- The Washington Times - Saturday, October 11, 2014

The White House has removed emoji characters out of a newly published report after news outlets indicated that some millennials were offended by the administration’s latest technique to empathize with younger voters.

The report, “15 Economic Facts About Millennials” is styled as a Buzzfeed-like listicle, which have grown in popularity among younger generations for their quick delivery and humorous nature.

The White House sprinkled emojis throughout the report on college education and student debt, technology, and healthcare, published on Friday, but on Saturday the emojis were missing from the document.

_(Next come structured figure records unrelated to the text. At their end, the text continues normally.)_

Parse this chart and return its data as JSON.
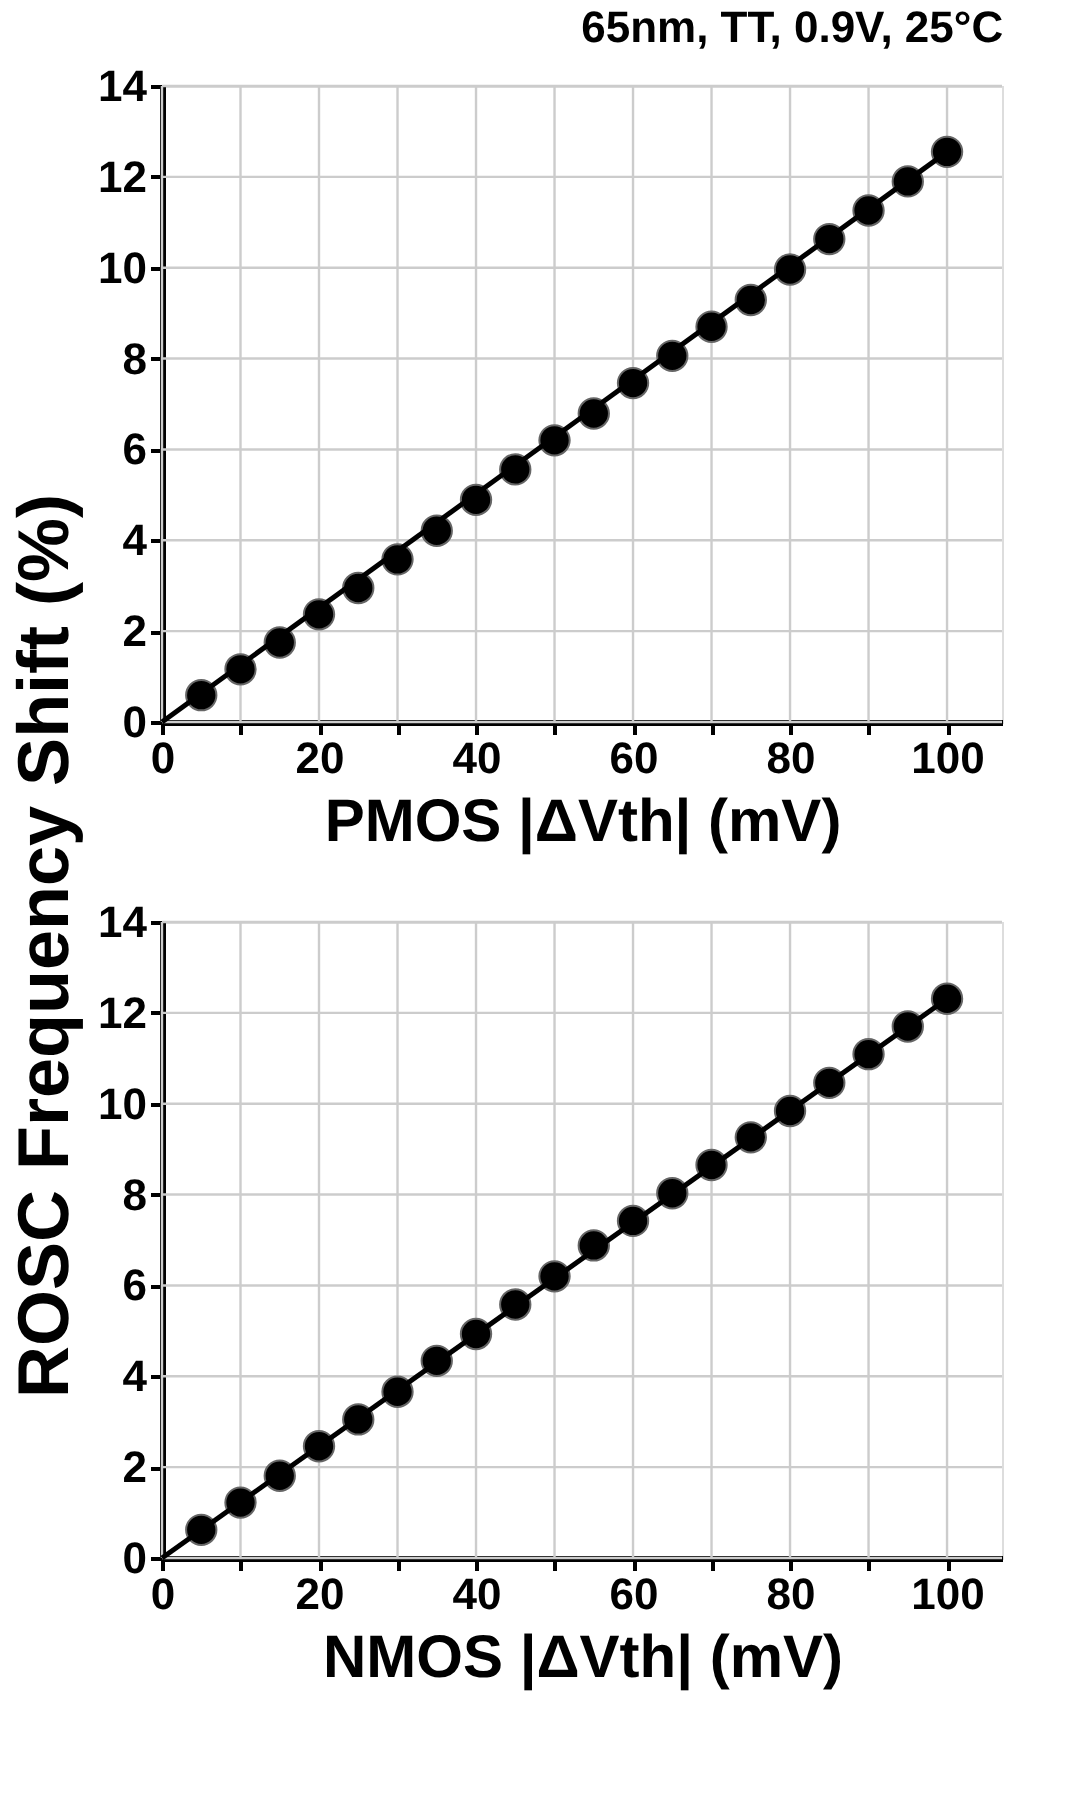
{
  "chart_data": [
    {
      "type": "scatter",
      "title": "65nm, TT, 0.9V, 25°C",
      "xlabel": "PMOS |ΔVth| (mV)",
      "ylabel": "ROSC Frequency Shift (%)",
      "marker": "circle",
      "grid": true,
      "xlim": [
        0,
        107
      ],
      "ylim": [
        0,
        14
      ],
      "xticks": [
        0,
        {
          "value": 10,
          "label": null
        },
        20,
        {
          "value": 30,
          "label": null
        },
        40,
        {
          "value": 50,
          "label": null
        },
        60,
        {
          "value": 70,
          "label": null
        },
        80,
        {
          "value": 90,
          "label": null
        },
        100
      ],
      "yticks": [
        0,
        2,
        4,
        6,
        8,
        10,
        12,
        14
      ],
      "series": [
        {
          "color": "#000000",
          "x": [
            5,
            10,
            15,
            20,
            25,
            30,
            35,
            40,
            45,
            50,
            55,
            60,
            65,
            70,
            75,
            80,
            85,
            90,
            95,
            100
          ],
          "values": [
            0.59,
            1.16,
            1.75,
            2.37,
            2.95,
            3.58,
            4.21,
            4.89,
            5.56,
            6.2,
            6.79,
            7.46,
            8.06,
            8.7,
            9.29,
            9.96,
            10.63,
            11.26,
            11.9,
            12.55
          ]
        },
        {
          "type": "line",
          "color": "#000000",
          "line_style": "solid",
          "marker": "none",
          "x": [
            0,
            100
          ],
          "values": [
            0,
            12.55
          ]
        }
      ]
    },
    {
      "type": "scatter",
      "xlabel": "NMOS |ΔVth| (mV)",
      "marker": "circle",
      "grid": true,
      "xlim": [
        0,
        107
      ],
      "ylim": [
        0,
        14
      ],
      "xticks": [
        0,
        {
          "value": 10,
          "label": null
        },
        20,
        {
          "value": 30,
          "label": null
        },
        40,
        {
          "value": 50,
          "label": null
        },
        60,
        {
          "value": 70,
          "label": null
        },
        80,
        {
          "value": 90,
          "label": null
        },
        100
      ],
      "yticks": [
        0,
        2,
        4,
        6,
        8,
        10,
        12,
        14
      ],
      "series": [
        {
          "color": "#000000",
          "x": [
            5,
            10,
            15,
            20,
            25,
            30,
            35,
            40,
            45,
            50,
            55,
            60,
            65,
            70,
            75,
            80,
            85,
            90,
            95,
            100
          ],
          "values": [
            0.62,
            1.22,
            1.81,
            2.46,
            3.05,
            3.66,
            4.34,
            4.93,
            5.58,
            6.2,
            6.88,
            7.42,
            8.03,
            8.65,
            9.26,
            9.84,
            10.46,
            11.09,
            11.7,
            12.31
          ]
        },
        {
          "type": "line",
          "color": "#000000",
          "line_style": "solid",
          "marker": "none",
          "x": [
            0,
            100
          ],
          "values": [
            0,
            12.31
          ]
        }
      ]
    }
  ]
}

“This is an example of what we heard about back in 2008, Obama using digital technologies to excite a new, younger demographic,” Natalia Mehlman-Petrzela, an assistant professor of history at the New School University, told The Atlantic on Friday. “In the world of Twitter and Instagram, millennials are using emojis more and more, so it makes sense to use that strategy to appeal to people.”

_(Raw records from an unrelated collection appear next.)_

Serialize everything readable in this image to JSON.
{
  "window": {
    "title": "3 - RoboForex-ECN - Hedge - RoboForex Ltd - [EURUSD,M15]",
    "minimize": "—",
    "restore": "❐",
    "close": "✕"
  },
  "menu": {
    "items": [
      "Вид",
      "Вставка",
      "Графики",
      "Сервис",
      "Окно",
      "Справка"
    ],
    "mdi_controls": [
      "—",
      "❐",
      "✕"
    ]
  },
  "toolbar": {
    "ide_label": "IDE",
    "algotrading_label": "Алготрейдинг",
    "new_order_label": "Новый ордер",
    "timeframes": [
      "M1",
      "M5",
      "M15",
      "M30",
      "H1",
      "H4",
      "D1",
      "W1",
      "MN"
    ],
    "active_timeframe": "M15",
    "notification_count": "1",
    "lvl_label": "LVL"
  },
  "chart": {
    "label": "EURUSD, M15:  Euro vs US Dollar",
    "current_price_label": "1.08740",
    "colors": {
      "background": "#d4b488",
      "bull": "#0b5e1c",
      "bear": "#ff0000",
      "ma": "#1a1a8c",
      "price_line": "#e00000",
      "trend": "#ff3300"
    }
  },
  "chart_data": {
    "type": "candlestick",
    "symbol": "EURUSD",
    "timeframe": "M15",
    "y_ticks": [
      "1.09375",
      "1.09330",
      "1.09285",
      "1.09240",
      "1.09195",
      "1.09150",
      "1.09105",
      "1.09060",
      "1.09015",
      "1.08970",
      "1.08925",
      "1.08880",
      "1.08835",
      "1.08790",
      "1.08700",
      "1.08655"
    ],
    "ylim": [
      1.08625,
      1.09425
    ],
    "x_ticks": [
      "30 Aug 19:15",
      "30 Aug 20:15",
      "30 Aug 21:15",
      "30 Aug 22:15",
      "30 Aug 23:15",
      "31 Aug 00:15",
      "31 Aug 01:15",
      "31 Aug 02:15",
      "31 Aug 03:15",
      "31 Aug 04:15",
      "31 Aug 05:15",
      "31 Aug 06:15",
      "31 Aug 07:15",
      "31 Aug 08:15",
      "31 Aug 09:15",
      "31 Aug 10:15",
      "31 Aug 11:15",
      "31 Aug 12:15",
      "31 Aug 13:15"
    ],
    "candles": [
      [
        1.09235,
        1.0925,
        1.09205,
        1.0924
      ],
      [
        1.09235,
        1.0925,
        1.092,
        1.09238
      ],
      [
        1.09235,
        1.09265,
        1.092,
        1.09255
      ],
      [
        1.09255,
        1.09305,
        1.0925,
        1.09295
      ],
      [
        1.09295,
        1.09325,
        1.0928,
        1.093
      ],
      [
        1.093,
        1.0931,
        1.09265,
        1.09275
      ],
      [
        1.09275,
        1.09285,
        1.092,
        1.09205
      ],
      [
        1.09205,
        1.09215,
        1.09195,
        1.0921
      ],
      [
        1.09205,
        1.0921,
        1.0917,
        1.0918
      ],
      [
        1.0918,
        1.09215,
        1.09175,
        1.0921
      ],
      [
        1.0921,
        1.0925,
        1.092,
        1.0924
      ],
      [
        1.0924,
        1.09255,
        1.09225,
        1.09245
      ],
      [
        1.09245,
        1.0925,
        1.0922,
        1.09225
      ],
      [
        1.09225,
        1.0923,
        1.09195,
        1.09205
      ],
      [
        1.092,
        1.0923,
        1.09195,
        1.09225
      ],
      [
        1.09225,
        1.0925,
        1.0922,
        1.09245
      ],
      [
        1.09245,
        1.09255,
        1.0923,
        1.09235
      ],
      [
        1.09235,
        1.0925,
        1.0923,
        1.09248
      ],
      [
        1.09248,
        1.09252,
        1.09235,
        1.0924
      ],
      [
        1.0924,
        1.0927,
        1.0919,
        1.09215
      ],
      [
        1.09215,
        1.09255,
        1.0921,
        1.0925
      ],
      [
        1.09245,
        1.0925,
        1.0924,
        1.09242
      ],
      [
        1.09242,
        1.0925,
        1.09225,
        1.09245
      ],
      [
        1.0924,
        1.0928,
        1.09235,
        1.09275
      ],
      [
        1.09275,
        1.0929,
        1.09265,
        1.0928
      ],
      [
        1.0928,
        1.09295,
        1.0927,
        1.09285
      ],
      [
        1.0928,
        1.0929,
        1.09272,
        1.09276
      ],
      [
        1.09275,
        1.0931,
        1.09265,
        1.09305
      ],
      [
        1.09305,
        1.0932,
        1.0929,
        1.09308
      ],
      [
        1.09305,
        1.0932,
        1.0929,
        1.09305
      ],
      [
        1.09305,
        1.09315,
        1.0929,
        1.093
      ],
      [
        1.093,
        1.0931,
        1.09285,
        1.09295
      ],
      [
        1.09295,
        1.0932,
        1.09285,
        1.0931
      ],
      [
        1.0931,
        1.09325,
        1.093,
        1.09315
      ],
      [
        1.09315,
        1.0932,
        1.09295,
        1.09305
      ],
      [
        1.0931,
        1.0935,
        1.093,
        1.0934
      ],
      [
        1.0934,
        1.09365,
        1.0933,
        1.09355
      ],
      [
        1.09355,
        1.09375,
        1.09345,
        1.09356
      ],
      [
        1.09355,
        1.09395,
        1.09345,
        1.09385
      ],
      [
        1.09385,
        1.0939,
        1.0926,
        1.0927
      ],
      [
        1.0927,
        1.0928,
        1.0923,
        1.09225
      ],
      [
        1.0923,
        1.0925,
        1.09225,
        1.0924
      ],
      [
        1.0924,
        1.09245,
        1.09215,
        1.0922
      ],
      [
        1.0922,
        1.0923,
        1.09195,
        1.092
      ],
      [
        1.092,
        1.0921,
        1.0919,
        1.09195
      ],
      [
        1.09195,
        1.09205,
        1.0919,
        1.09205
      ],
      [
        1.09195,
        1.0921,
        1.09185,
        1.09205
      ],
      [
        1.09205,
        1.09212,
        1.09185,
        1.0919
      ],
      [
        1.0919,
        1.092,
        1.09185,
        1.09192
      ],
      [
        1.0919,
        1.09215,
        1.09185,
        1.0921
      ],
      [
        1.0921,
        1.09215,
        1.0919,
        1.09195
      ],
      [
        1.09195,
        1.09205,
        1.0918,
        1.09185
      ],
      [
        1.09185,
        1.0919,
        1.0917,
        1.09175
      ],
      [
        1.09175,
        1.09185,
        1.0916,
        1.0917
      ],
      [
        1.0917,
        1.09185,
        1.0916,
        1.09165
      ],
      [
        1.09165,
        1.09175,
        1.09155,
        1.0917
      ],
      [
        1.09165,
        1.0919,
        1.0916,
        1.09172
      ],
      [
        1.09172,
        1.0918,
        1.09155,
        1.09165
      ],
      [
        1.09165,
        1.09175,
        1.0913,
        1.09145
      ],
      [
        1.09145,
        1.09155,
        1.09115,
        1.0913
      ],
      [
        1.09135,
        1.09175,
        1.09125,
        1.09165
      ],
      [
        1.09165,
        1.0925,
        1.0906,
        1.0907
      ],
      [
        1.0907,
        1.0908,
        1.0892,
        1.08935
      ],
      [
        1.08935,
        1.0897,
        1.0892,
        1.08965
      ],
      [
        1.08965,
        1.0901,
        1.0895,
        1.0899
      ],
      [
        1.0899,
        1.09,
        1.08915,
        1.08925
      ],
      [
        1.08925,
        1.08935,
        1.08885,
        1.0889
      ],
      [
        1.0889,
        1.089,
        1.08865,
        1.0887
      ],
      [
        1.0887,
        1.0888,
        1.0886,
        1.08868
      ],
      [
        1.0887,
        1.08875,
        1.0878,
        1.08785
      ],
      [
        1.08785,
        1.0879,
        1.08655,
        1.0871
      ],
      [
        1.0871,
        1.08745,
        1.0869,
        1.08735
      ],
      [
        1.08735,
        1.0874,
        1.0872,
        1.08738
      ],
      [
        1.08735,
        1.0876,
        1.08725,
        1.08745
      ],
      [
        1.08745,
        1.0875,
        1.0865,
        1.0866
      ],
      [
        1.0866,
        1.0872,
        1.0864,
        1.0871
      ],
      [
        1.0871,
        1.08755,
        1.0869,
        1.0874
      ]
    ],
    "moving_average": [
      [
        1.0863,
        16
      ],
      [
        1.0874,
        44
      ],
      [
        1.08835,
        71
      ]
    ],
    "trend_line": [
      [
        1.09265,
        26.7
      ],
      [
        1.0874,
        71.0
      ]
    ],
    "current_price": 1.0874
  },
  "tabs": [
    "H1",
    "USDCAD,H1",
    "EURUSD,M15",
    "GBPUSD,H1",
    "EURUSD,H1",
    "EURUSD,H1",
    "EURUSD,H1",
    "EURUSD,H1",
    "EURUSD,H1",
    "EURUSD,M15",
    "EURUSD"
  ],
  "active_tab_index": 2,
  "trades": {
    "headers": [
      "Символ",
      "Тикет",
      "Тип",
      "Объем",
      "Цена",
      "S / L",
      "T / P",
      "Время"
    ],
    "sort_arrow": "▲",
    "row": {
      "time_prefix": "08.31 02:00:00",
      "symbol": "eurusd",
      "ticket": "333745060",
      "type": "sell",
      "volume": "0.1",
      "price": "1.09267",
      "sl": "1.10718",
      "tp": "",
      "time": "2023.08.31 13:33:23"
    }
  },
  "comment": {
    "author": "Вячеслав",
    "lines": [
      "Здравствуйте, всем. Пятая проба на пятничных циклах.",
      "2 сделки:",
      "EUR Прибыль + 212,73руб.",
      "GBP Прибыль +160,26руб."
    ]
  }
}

Emojis are not to be confused with emoticons, however. Emoticons, are the more primative use of text character combinations to form symbols, like (sic) :-) or :-(. Emojis, originally created for Apple devices, are pictures inserted into messages, downloaded through an app. Emojis are limited to the characters available in the app, while emoticons are endless.

Despite it’s efforts to connect with an audience obsessed with emojis, Ms. Mehlman Petrzela said that the White House could be inadvertently offending their target audience.

“I am most curious to see if this is something millennials find offensive or engage with it. I don’t think he is trying to say, ‘millennials don’t know how to read,’ or ‘this is the only way they can be reached,’ but I think a millennial could find this tremendously infantilizing,” she said. “And a lot of the data [in the report] suggests, based on the White House’s own conclusions, millennials are anything but unserious and anything but over-playful. They are more focused on their studies than other generations have been, more focused on their businesses, so one would think the White House would and does realize that the millennial generation is more than capable of reading, not just looking at cute pictures.”

Although the report used cutesy characters, not all of the details are upbeat. Student debt is on the rise and the unemployment rate remains elevated, according to the report.